Dernière chronique, dernière émission, dernière émotion.
Sans doute la prise de conscience qu’à mon age, j’ai plus de dernières fois à vivre que de premières. Je ne sais pas pour vous, mais plus j’avance, moins j’ai d’attrait pour la mort, alors que, c’est stupide et incohérent, mon existence s’applique à s’y rapprocher de plus en plus. Et, me dis-je, plus j’ai envie de moins mourir, moins j’ai envie de ne pas aimer plus.
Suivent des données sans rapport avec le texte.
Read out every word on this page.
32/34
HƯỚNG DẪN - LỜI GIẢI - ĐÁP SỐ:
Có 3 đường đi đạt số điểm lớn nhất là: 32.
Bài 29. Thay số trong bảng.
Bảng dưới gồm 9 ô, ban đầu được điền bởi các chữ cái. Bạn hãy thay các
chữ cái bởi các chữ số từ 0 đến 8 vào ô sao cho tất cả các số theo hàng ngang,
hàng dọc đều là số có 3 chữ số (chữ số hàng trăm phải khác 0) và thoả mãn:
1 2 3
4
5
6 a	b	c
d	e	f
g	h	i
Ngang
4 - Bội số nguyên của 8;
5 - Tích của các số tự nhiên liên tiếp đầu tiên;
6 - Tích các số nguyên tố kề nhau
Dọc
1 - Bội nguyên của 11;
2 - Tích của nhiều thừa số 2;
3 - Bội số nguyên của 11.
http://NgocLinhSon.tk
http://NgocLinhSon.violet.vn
Et j’avoue n’avoir rien compris à ce raisonnement obscur et je vous pose une question : Moins envie + aimer plus, que je soustrais à la négation « ne pas », est-ce égal à « moins aimer», ou, plus logiquement, la double négation évoquée par le « ne pas » et le « moins envie », ainsi s’annulant, isole-t-elle « le aimer plus » pour au contraire exacerber cette agitation positive. Je ne sais plus. J’en sais moins. Il me faudrait un mathématicien pour résoudre les équations de mes émotions égarées, que je puisse enfin retrouver des sentiments respectables et mon identité remarquable. Une sorte d’arithméticien de la rhétorique et du cœur.
J’aurais bien fait appel à un auditeur de Campus, un futur bachelier scientifique, la tête remplie de savoir et de déduction logique. Le problème, c’est que je ne me fais plus trop d’illusions.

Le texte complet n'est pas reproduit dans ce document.